Whether it’s coal, gas or oil, the Greens are doing everything they can to
return the United States to the same conditions that existed from before the
Revolution to fifty years after the Civil War. The use and expansion of
electrical energy did not really begin until the last century.
An energy catastrophe is looming for the nation and Americans cannot even
look to Congress to avert it.
Comments:
Ferdinand E. Banks--Renewable energy and greater efficiency - that
certainly sounds good to me Alan, assuming that there is also a big piece of
nuclear in the picture. Otherwise it's just a delusion. Remember what the
French say when they are questioned about their nuclear commitment: no oil,
no gas, no coal, no choice. In due course the same will apply to one extent
or another almost everywhere, to include the U.S.
Bob Amorosi--One thing you have right this time Alan is that there is indeed
a looming electricity supply crisis, and combined with the looming world oil
supply crisis, the future or our economies in North America are bleak
without massive changes and soon.
The greens have indeed have had a lot do with bringing us to this point.
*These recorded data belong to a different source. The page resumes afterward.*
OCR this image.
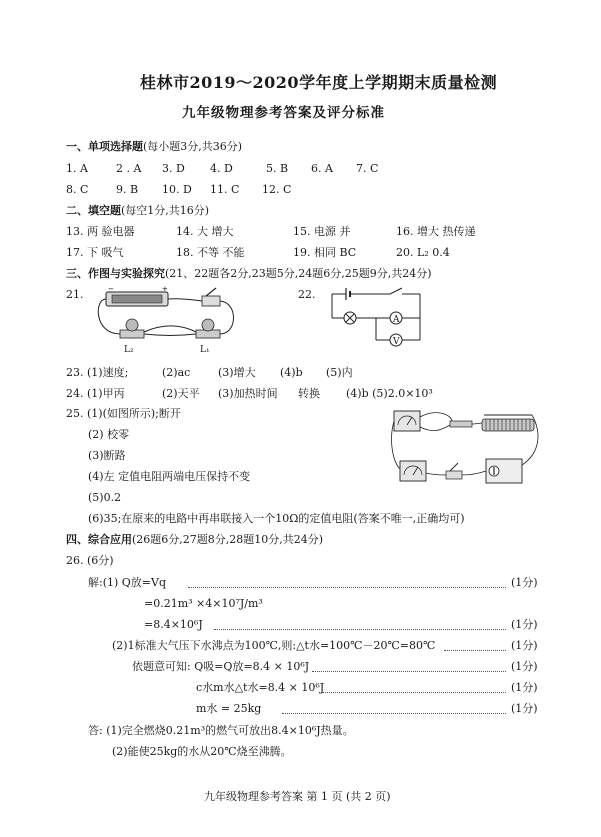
桂林市2019～2020学年度上学期期末质量检测
九年级物理参考答案及评分标准
一、单项选择题(每小题3分,共36分)
1. A	2 . A 3. D 4. D	5. B 6. A 7. C
8. C	9. B 10. D 11. C 12. C
二、填空题(每空1分,共16分)
13. 两 验电器	14. 大 增大	15. 电源 并	16. 增大 热传递
17. 下 吸气	18. 不等 不能	19. 相同 BC	20. L₂ 0.4
三、作图与实验探究(21、22题各2分,23题5分,24题6分,25题9分,共24分)
21.	22.
−	+
L₂	L₁
A
V
23. (1)速度;	(2)ac	(3)增大 (4)b (5)内
24. (1)甲丙	(2)天平 (3)加热时间 转换 (4)b (5)2.0×10³
25. (1)(如图所示);断开
(2) 校零
(3)断路
(4)左 定值电阻两端电压保持不变
(5)0.2
(6)35;在原来的电路中再串联接入一个10Ω的定值电阻(答案不唯一,正确均可)
四、综合应用(26题6分,27题8分,28题10分,共24分)
26. (6分)
解:(1) Q放=Vq	(1分)
=0.21m³ ×4×10⁷J/m³
=8.4×10⁶J	(1分)
(2)1标准大气压下水沸点为100℃,则:△t水=100℃－20℃=80℃	(1分)
依题意可知: Q吸=Q放=8.4 × 10⁶J	(1分)
c水m水△t水=8.4 × 10⁶J	(1分)
m水 = 25kg	(1分)
答: (1)完全燃烧0.21m³的燃气可放出8.4×10⁶J热量。
(2)能使25kg的水从20℃烧至沸腾。
九年级物理参考答案 第 1 页 (共 2 页)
Years of chronic underinvestment in the system's maintenance and new
generation capacity has resulted in the system reaching its capacity limits
in many jurisdictions. This threatens to drive us into a third-world society
with its characteristic poor electricity supply reliability.
To make matters worse there is a political desire to migrate the US to a
state of independence from imported oil, among other things by replacing
oil-based vehicle transportation with electric vehicle technology over time.
Can you just imagine the huge demand impact on our electricity industry this
would have.
The answer lies in what Fred says - a combined push for much more
efficiency and much more generation capacity consisting of nuclear and lots
of distributed local generation from renewable sources. And if the
renewables eventually become widespread enough on a large scale, we wont
need to build as many big expensive central stations either.